The Dilemma Over Zimbabwe Bond Notes

In November of 2016, Robert Mugabe’s Zimbabwe issued bond notes in an attempt to keep the country’s domestic economy afloat. Mugabe claimed that the value of every bond note would be equal to the dollar.

Following this announcement, Zimbabwe started replacing the Zimbabwean dollars, printing bond notes worth two and five dollars in the domestic market.

It still remains to be seen whether printing bond notes, which have no exchange rate in the international market, is a viable solution for Zimbabwe’s crippled economy.

Prior to November 2016, Zimbabwe operated on many currencies ranging from the Rand( South Africa) to the US dollar. By 2014, they had returned to the Zimbabwean dollar; For one US dollar, they had to exchange 361.9 Zimbabwean dollars, a clear indicator that the country was undergoing a massive economic recession. During this period, they printed billion and trillion dollar notes in their own currency.

After all this, Mugabe’s regime decided to combat the ever-growing economic fluctuations in the open market, printing notes with no exchange rate and claiming they were equivalent to the dollar.

However, there is no simple solution to Zimbabwe’s current crisis. The country has a 95 percent unemployment rate. Nevertheless, Mugabe believes that printing money may be a solution and has even stated that the country’s economy is not fragile, even with 95 percent unemployment. At the World Economic Forum in Durban in 2017, Mugabe said:

“Zimbabwe is one of the most highly developed countries in Africa and after South Africa, I want to know which country has that level of development that we see in Zimbabwe,”

Yet printing bond notes is no solution to the evolving crisis in Zimbabwe. Two months after the change, the new notes, nicknamed “bollars”, are rapidly losing their value.

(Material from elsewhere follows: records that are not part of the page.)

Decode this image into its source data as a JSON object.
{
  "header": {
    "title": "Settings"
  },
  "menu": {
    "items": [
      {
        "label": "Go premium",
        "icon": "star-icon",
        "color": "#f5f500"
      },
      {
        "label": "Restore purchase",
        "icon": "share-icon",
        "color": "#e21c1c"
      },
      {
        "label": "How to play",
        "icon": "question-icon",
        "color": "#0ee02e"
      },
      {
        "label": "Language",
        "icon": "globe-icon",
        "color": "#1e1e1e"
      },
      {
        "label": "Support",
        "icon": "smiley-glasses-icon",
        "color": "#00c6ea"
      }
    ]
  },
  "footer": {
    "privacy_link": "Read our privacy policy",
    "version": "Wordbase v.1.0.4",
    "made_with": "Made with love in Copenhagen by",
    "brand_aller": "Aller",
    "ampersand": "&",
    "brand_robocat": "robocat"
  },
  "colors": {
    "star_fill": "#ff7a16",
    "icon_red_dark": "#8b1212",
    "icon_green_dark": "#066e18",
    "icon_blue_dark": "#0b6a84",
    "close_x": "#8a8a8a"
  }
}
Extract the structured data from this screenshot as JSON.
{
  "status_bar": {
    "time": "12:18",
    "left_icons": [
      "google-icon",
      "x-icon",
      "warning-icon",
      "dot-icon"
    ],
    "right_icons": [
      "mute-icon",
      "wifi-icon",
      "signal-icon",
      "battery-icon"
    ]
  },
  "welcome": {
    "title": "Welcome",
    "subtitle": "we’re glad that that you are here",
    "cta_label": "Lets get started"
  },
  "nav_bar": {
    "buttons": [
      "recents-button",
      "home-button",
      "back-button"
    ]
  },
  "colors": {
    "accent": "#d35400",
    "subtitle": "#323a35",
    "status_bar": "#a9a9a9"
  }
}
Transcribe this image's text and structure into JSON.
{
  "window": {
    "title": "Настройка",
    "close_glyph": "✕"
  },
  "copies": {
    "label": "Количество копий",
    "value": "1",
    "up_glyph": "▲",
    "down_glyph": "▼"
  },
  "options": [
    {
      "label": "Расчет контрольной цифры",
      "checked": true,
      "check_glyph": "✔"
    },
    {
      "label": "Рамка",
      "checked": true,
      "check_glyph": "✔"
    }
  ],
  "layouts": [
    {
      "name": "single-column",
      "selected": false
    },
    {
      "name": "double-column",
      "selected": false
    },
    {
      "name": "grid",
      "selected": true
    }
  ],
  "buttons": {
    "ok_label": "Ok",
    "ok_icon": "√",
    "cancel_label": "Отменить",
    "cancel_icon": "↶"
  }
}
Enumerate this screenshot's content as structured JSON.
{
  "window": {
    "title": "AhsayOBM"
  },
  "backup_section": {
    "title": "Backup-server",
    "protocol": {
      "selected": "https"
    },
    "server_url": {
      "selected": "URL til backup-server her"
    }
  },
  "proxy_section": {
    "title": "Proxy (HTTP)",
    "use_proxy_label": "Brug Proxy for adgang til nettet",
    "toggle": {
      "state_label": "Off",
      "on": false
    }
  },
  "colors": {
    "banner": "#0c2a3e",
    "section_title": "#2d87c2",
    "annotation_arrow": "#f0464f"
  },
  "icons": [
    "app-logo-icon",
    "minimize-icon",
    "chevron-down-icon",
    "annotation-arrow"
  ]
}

People have discovered that the “bollars” are not, in fact, convertible into real dollars. This means that they cannot be used to pay for imports—a real problem in a country that does little manufacturing.

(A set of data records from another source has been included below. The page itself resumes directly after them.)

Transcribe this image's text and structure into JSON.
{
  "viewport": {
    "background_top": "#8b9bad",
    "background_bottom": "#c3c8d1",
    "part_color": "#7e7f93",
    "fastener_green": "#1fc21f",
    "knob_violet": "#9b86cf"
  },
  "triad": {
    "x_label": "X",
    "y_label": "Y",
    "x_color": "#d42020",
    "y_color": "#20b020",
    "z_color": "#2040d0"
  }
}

For years, Mugabe’s regime has spent more on imports than they made via exports, causing tremendous cash shortages. The Central Bank was forced to limit withdrawals to fifty dollars in 2016.

Although the introduction of “bollars” have solved the immediate concerns of local customers, since shop owners accept this currency, the vendors find it extremely hard to restock their shelves since they need actual convertible currency to buy imports.

Due to these chain-like disturbances affecting payment, a number of shops in Harare, Zimbabwe have resorted to indicating two or three different prices for the same item—a US dollar cash price, a bond-note price and a third price if one pays by card.

Some middlemen are taking advantage of this situation, charging customers premiums of up to 30% to convert these printed currencies to real money.

In all likelihood, Mugabe did not print bond notes to aid a dilapidated economy.  I believe that it is merely a political façade on the part of Mugabe, to garner votes for the Zimbabwe General Elections in 2018.